Da questa necessità di conservare il cibo ebbe origine anche la più caratteristica pietanza della cucina veneziana, il pesce in saor, che così preparato può mantenersi saporitissimo e sano anche per una settimana e senza tanti frigoriferi. Si noti, tra l’altro, che la ricetta del pesce in saor, col titolo di Cisame de pesse quale tu voi, era già codificata nell’anonimo ricettario del trecento, pur con alcune insignificanti varianti, il che ci permette di assegnare a quello che è considerato il più caratteristico piatto veneziano un’origine certamente antichissima e propria delle nostre zone. Un primato, quest’ultimo, senza dubbio importante, ma che si perde nel mare di novità che Venezia introdusse nella storia della gastronomia italiana ed Europea.

 

Come non ricordare che in questa città il mondo occidentale incontrò per la prima volta la forchetta, importata nell’11° secolo nel corredo di nozze della principessa bizantina che andò in sposa al doge Domenico Selvo?

 

E come dimenticare che sempre a Venezia verso la fine del cinquecento si parlò per la prima volta di caffè in una relazione di un ambasciatore a Costantinopoli e che solo pochi decenni dopo le prime botteghe da caffè si stabilirono in piazza S. Marco introducendo negli usi della gente quella bevanda così importante per le sue proprietà stimolanti, socializzanti e che ancora oggi conserva un significato del tutto particolare per tutti noi?

 

Parlando di gastronomia veneziana non si può tacere di un’altra caratteristica peculiare dell’alimentazione degli abitanti della città lagunare: l’uso estremamente diffuso, di mangiare all’osteria con gli amici, se non proprio dei pasti completi, almeno degli stuzzichini, i cosiddetti cicheti, sorseggiando un buon bicchiere di vino.
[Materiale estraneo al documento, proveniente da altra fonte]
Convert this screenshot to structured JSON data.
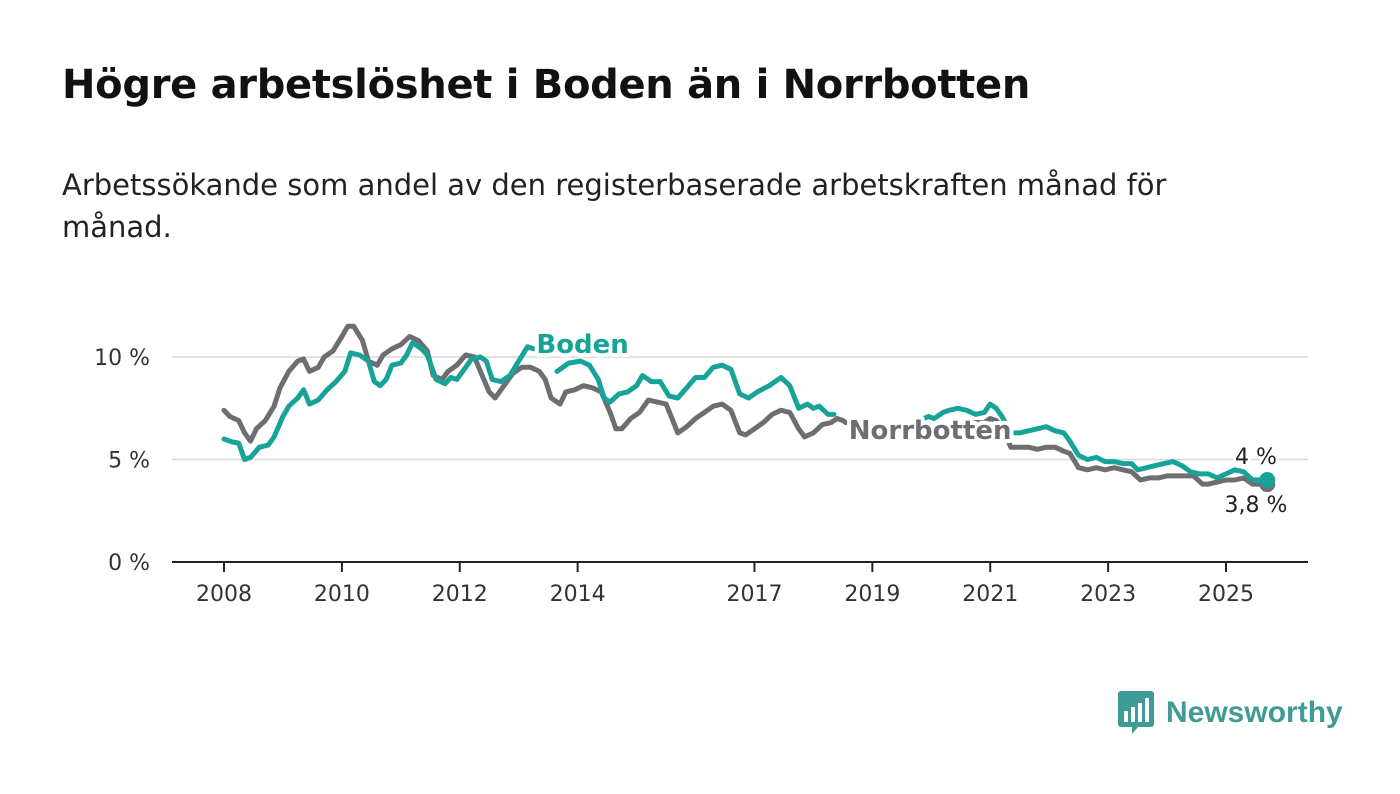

E’ in questi luoghi che, riprendendo l’antica tradizione delle malvasie, delle osterie, delle furatole ( bettole annerite dai fumi dei focolari), dei fritolini si ha l’apoteosi della gastronomia veneziana. Dai piattoni ordinatamente sistemati sui banconi, i cicheti, i famosissimi cicheti, occhieggiano e invitano l’avventore. E’ un invito al quale è impossibile sottrarsi: fegato, milza, nervetti, mezze uova con l’acciughetta, frittatine, carciofini, polipetti, pesce fritto, “musetto” con polenta e non so quant’altro non chiedono che di essere addentati. Basta entrare e lasciarsi andare.